Kenyans could see relief from the heavy tax burden if proposals currently under consideration by the National Treasury are adopted in the 2026 Finance Bill.
The government is weighing reductions in both Value Added Tax (VAT) and Income Tax as part of broader reforms aimed at stimulating economic growth and easing pressure on households.
Treasury Principal Secretary Chris Kiptoo revealed the plans on Thursday, January 29, while addressing lawmakers during a legislative retreat in Naivasha.
His briefing focused on the state of the economy, the government’s development priorities, and the direction of tax policy reforms over the medium term.
According to Kiptoo, the Treasury is guided by a Medium-Term Revenue Strategy and the National Tax Policy, both of which aim to simplify Kenya’s tax system, eliminate inefficiencies, and make taxation more predictable for businesses and individuals.
“If the fiscal environment allows, we want to create room to adjust key tax rates downward,” Kiptoo said, noting that VAT and income tax are among the areas under active review.
Currently, VAT in Kenya stands at 16 per cent, one of the most sensitive taxes for consumers because it directly affects the cost of goods and services.
The Treasury is considering lowering the rate to 15 per cent, a move that would slightly reduce prices and improve household purchasing power.
For example, a product retailing at Ksh1,000 currently costs Ksh1,160 after VAT. With a reduced VAT rate of 15 per cent, the price would drop to Ksh1,150.
While the difference may appear small on individual items, the savings become more significant for households with high monthly consumption.
A family spending around Ksh50,000 per month on VAT-applicable goods would save approximately Ksh500 every month, translating to Ksh6,000 annually.
In addition to VAT, the Treasury is also examining possible adjustments to income tax rates. Kiptoo explained that any changes would depend on available fiscal space and whether economic growth can compensate for reduced tax collections.
An average Kenyan earning Ksh100,000 per month currently pays about Ksh30,000 in income tax and statutory deductions.
A modest reduction in income tax could lower this by roughly Ksh3,000 per month, leaving workers with more disposable income for household needs, savings, or investment.

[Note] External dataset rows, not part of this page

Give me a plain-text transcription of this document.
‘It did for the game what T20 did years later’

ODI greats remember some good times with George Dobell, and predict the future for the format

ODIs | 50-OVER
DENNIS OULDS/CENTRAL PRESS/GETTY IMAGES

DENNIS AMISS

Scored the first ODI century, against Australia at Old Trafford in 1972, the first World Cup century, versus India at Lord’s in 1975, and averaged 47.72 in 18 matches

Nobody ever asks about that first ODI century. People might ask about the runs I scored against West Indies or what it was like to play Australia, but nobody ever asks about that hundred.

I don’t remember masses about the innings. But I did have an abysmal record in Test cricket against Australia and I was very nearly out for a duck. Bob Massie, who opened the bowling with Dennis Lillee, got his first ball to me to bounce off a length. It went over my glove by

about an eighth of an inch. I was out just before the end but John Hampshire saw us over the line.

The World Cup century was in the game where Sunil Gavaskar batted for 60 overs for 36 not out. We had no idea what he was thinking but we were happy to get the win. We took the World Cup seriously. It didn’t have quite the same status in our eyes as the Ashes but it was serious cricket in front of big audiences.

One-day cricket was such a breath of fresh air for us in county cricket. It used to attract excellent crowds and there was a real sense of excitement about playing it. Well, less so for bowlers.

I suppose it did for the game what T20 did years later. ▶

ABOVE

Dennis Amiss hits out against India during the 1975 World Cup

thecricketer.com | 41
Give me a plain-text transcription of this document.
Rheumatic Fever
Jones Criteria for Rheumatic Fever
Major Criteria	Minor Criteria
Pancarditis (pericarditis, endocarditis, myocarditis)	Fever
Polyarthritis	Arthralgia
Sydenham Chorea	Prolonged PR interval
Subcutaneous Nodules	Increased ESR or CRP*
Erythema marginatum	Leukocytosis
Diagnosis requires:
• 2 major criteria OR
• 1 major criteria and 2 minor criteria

When combined, VAT and income tax cuts could potentially increase a household’s take-home income by around Ksh3,500 per month, a welcome boost at a time when Kenyans are grappling with high living costs, rising food prices, and increased utility bills.
However, Kiptoo cautioned that tax reductions come with risks.
“The challenge is that when you adjust taxes downward without a corresponding expansion of the economy, you create pressure on government revenue,” he said.
“We must ensure that any relief measures are sustainable and do not undermine essential public services.”
The Treasury is expected to finalise its proposals for the 2026 Finance Bill in the coming days. The recommendations will be submitted to the Cabinet alongside the Budget Policy Statement (BPS) before being tabled in Parliament for debate and approval during the next budget cycle.
The discussion on tax cuts comes amid growing public pressure on the government to review Kenya’s taxation framework. Many Kenyans have raised concerns over deductions such as Pay As You Earn (PAYE), the housing levy, Social Health Authority (SHA) contributions, and other mandatory charges that have significantly reduced net pay.
Political leaders have also weighed in on the debate. On Wednesday, former Deputy Chief of Staff and presidential aspirant Eliud Owalo promised sweeping tax reforms if elected, including cutting VAT to 10 per cent and lowering income tax to 20 per cent.
He argued that Kenya’s current tax structure has eroded household incomes and discouraged productivity.
Owalo said salaried workers and businesses are bearing a disproportionate tax burden at a time when economic growth remains sluggish.
According to him, excessive taxation has constrained consumer spending and reduced incentives for investment.
The private sector has echoed similar concerns. In December last year, the Kenya Bankers Association (KBA) proposed a restructuring of PAYE tax bands to make the system more progressive and fair.
Under KBA’s proposal, income below Ksh30,000 would be exempt from PAYE, up from the current threshold of Ksh24,000. Earnings between Ksh30,001 and Ksh50,000 would be taxed at 15 per cent, income between Ksh50,001 and Ksh100,000 at 20 per cent, salaries between Ksh100,001 and Ksh400,000 at 25 per cent, and income above Ksh400,000 at 30 per cent.
The Treasury has not committed to adopting the proposal but acknowledged that stakeholder input will play a role in shaping the final tax framework.